Second, G20 commitments across all subjects achieve higher compliance when referring to a core international organisation in relation to implementing a G20 initiative or policy outcome. Institutional references situate G20 commitments in broader global debates and offer longer-term horizons than individual G20 presidencies. As G20 members deliberate the future of the Global Infrastructure Hub (established at the highest-complying 2014 Brisbane Summit), they should consider how its work can be embedded effectively in the landscape of infrastructure international organisations, which should work in coordination with one another.

Third, as part of the G20 finance track, the Infrastructure Working Group convened four meetings under India’s G20 priority of ‘Financing Cities of Tomorrow: Inclusive, Resilient and Sustainable’. Discussions have focused on mobilising subnational and municipal funding for sustainable infrastructure, operationalising the G20-endorsed Quality Infrastructure Investment Indicators, infrastructure as an asset class, infrastructure taxonomies and innovative methods of mobilising financial resources for infrastructure investment.

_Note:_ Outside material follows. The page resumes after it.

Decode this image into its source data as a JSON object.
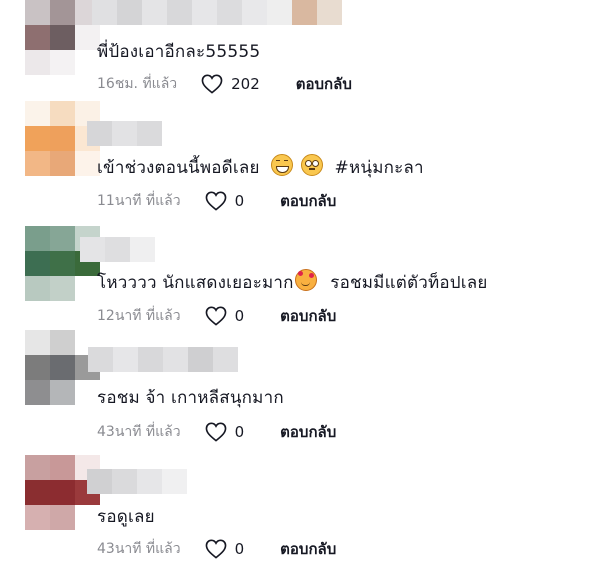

Further to these efforts, raising these issues to the ministerial-level for the first time under Brazil’s 2024 G20 presidency would improve the effectiveness of G20 infrastructure governance. The G20 Research Group’s findings show a positive correlation between same-subject ministerial meetings and higher compliance with summit commitments.

In all, although measured optimism is in order for the 2023 New Delhi Summit’s infrastructure performance, further ambition and action-oriented commitments are needed to adequately address the global infrastructure financing gap.